Another reason not to depend on your firearm in this situation? Getting your gun out is not enough to stop someone with a knife; you also have to get accurate shots off. Then you have to hope those shots will actually stop the assault. In 2006, the FBI produced the research summary "Violent Encounters: A Study of Felonious Assaults on Our Nation's Law Enforcement Officers." According to the report, officers only had a 40 percent hit rate when shooting at a suspect in deadly force encounters. Again, don't just draw your firearm; deal with the blade.

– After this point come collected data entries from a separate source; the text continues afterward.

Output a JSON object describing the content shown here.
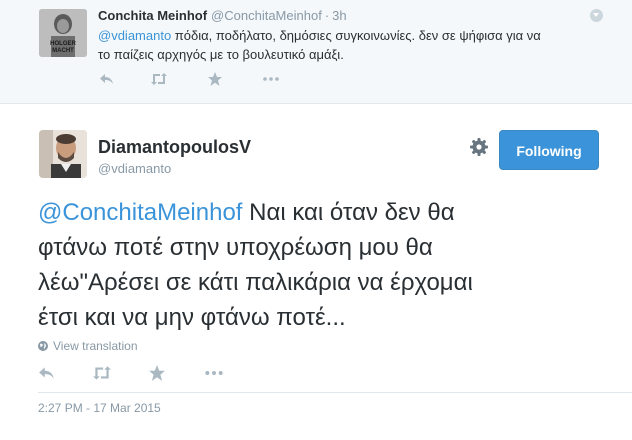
{
  "reply": {
    "name": "Conchita Meinhof",
    "handle": "@ConchitaMeinhof",
    "dot": "·",
    "time": "3h",
    "mention": "@vdiamanto",
    "text_line1": " πόδια, ποδήλατο, δημόσιες συγκοινωνίες. δεν σε ψήφισα για να",
    "text_line2": "το παίζεις αρχηγός με το βουλευτικό αμάξι.",
    "avatar_text_line1": "HOLGER",
    "avatar_text_line2": "MACHT"
  },
  "tweet": {
    "name": "DiamantopoulosV",
    "handle": "@vdiamanto",
    "follow_label": "Following",
    "mention": "@ConchitaMeinhof",
    "text_line1": " Ναι και όταν δεν θα",
    "text_line2": "φτάνω ποτέ στην υποχρέωση μου θα",
    "text_line3": "λέω\"Αρέσει σε κάτι παλικάρια να έρχομαι",
    "text_line4": "έτσι και να μην φτάνω ποτέ...",
    "view_translation": "View translation",
    "timestamp": "2:27 PM - 17 Mar 2015"
  },
  "icons": {
    "reply": "reply-icon",
    "retweet": "retweet-icon",
    "favorite": "star-icon",
    "more": "more-icon",
    "settings": "gear-icon",
    "translate": "globe-icon"
  },
  "colors": {
    "accent": "#3b94d9",
    "muted": "#8899a6",
    "icon": "#aab8c2",
    "reply_bg": "#f5f8fa"
  }
}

It is important to remember when dealing with blade attacks that there is a strong possibility your assailant will cut you. The trick is not to get cut in the wrong place. Knife fighters have a saying that when two good blade fighters meet, the winner goes to the hospital and the loser goes to the morgue. Don't be the latter. When you are confronted with a blade, you have three options: block it, pass it, or trap it.
Blocking the Blade
A block uses strong force, generally with the outer forearm to keep the blade away from the defender. When blocking, keep pressure on the suspect's arm. This will make it harder for them to press the attack. Use the outside of your forearm to block. The veins on the bottom of the wrist are too exposed and easier to cut. As you are blocking, draw and fire your gun until the threat has stopped.
Passing the Blade
If you are unable to block, another option is to pass the blade. Passing involves going with the suspect's arm momentum and pushing their arm across their body. This technique differs from the block in two ways. First, the officer keeps contact with the suspect's arm by using arm and body pressure to keep the blade from returning at him. The officer's goal is to glue himself to the suspect's arm. Some blade instructors call this cohesion or sticky hands. Secondly, the officer moves his body away from the threat (Photos 1, 2 & 3).
Trapping the Blade
When you have no room to move, you may need to trap the blade. This is the riskiest option. If you decide you must trap the blade, one of the best options is to wrap your arm over the top of the suspect's arm (photo 4). Wrestlers and mixed martial artists commonly refer to this technique as an "overhook." When using the overhook to defend against a blade, it is imperative that you grab the suspect's tricep muscle to limit his ability to continue attacking your body with the blade. You must also pull the elbow of his arm that is overhooking to your ribs. This will additionally limit the mobility of the suspect's blade. As with the other techniques, you should draw your gun while you are defending against the blade.
Remember that being attacked by a knife is a deadly-force encounter. Unless you are in surgery or at the barber shop, persons that invade your personal safety zone with sharp weapons probably don't have your best interests in mind.
The 1985 Supreme Court decision Tennessee v. Garner is the cornerstone case on police use of deadly force. That case makes it clear that officers have the right to use deadly force to protect themselves and others when faced with a threat of great bodily injury or death. Unfortunately, some officers are confused as to when they are legally and morally obligated to use deadly force. No one wants an officer to overreact or to use excessive force. But underreacting can also have consequences: It can get an officer killed.
Get the Training
Coming home in a safe condition is your responsibility. If your agency does not provide blade defense training, use your own time and money to educate yourself. I have heard too many cops say, "If the department wanted me to know it, they would have taught it to me and paid me to sit through the training." The suspect that wants to cut you doesn't care.
You don't want to wake up in a hospital disfigured or not wake up at all. There are numerous books and videos on blade defense. Get some. Or better yet, find a good trainer and practice. Defending against small blades can be extremely difficult, but if you take the time to practice it can save your life. Find out what works for you and get proficient. Be safe and don't get cut.
Mike "Ziggy" Siegfried is a detective, instructor, and use-of-force expert with the San Bernardino County (Calif.) Sheriff's Department. He teaches courses in blade defense.